Count #27 – Have in his possession ammunition, while prohibited by a s. 515 release order, contrary to s. 117.01(1) of the Criminal Code

[123] On the date of the alleged offences, Mr. Cameron was bound by a release order made pursuant to s. 515 of the Criminal Code dated February 24, 2022.  This order was signed by him and prohibits him from possessing ammunition (amongst other things) for life.  I find Mr. Cameron guilty of this count.

Count #29 – Have in his possession ammunition, while prohibited by a s. 109 weapons prohibition order, contrary s. 117.01(1) of the Criminal Code

[124] On the date of the alleged offences, Mr. Cameron was bound by a section 109 weapons prohibition order dated April 14, 2010.  This order was signed by him and prohibits him from having ammunition (amongst other things) in his possession for life.  I find he knowingly possessed ammunition in contravention of this order and find him guilty of this count.

Count #31 – Without lawful excuse, failed to comply with a release order dated February 24, 2022, by possessing a weapon or ammunition, contrary to s. 145(5)(a) of the Criminal Code

[125] On the date of the alleged offences, Mr. Cameron was bound by a release order made pursuant to s. 515 of the Criminal Code dated February 24, 2022.  This order was signed by him and prohibits him from possessing ammunition (amongst other things) for life. 
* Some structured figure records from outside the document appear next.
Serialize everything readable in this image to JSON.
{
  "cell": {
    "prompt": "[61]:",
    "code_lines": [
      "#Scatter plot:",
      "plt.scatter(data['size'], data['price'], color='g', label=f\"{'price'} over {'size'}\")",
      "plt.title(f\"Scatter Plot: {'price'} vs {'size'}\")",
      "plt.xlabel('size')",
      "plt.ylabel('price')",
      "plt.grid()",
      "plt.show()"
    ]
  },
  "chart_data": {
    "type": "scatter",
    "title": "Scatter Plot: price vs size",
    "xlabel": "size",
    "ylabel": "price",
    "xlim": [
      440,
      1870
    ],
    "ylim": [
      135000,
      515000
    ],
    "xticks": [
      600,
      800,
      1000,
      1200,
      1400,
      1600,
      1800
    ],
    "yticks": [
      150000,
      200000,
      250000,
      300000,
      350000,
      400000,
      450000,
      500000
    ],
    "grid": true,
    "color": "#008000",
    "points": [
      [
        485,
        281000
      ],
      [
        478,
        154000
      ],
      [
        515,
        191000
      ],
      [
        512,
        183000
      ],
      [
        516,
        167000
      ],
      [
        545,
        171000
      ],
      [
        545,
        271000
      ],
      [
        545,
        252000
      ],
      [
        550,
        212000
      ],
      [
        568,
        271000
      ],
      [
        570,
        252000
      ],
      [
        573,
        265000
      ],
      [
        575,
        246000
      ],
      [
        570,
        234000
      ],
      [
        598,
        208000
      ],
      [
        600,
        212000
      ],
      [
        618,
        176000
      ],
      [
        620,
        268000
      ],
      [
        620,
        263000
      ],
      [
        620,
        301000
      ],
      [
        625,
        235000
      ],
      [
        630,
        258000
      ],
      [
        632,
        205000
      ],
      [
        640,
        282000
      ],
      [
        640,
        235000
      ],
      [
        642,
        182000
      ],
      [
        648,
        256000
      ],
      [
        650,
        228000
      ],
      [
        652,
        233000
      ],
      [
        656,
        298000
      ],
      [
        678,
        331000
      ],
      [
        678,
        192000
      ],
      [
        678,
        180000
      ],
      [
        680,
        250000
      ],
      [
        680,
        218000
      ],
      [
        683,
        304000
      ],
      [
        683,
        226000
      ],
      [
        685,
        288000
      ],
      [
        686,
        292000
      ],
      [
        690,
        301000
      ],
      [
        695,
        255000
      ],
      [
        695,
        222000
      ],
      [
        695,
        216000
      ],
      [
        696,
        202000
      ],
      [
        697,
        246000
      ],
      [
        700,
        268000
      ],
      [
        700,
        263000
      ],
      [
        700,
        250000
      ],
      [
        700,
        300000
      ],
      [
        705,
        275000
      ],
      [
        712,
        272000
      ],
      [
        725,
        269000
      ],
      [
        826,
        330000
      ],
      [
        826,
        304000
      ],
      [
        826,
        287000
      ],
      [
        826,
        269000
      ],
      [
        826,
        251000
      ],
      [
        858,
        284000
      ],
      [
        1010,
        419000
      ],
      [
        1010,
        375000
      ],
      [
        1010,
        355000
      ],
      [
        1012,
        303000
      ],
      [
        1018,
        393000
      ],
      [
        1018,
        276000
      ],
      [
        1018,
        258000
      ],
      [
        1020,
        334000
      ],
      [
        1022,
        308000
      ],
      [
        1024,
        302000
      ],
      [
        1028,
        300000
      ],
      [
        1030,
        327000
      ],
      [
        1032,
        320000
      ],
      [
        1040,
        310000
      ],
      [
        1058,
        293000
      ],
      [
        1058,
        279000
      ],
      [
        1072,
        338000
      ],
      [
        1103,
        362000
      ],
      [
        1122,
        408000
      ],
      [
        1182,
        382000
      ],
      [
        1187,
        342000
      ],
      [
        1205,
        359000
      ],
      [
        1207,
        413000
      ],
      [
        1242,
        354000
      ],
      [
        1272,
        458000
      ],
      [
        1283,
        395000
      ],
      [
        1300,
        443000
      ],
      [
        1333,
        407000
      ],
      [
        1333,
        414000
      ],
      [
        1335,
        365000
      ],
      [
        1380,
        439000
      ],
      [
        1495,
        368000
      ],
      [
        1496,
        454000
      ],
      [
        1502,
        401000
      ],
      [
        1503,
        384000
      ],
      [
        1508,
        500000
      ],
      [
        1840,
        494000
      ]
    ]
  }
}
[126] I find him guilty of this count.

Count #32 – Without lawful excuse, failed to comply with a release order dated February 24, 2022, requiring house arrest, contrary to s. 145(5)(a) of the Criminal Code

[127] On the date of the alleged offences, Mr. Cameron was bound by a release order made pursuant to s. 515 of the Criminal Code dated February 24, 2022.  This order was signed by him and requires him to abide by a house arrest condition.  There are various exceptions to this house arrest condition none of which would authorize him being in parked vehicle with Ms. Odo in Truro, NS. in the early morning hours of June 25, 2023. 

[128] I find him guilty of this count.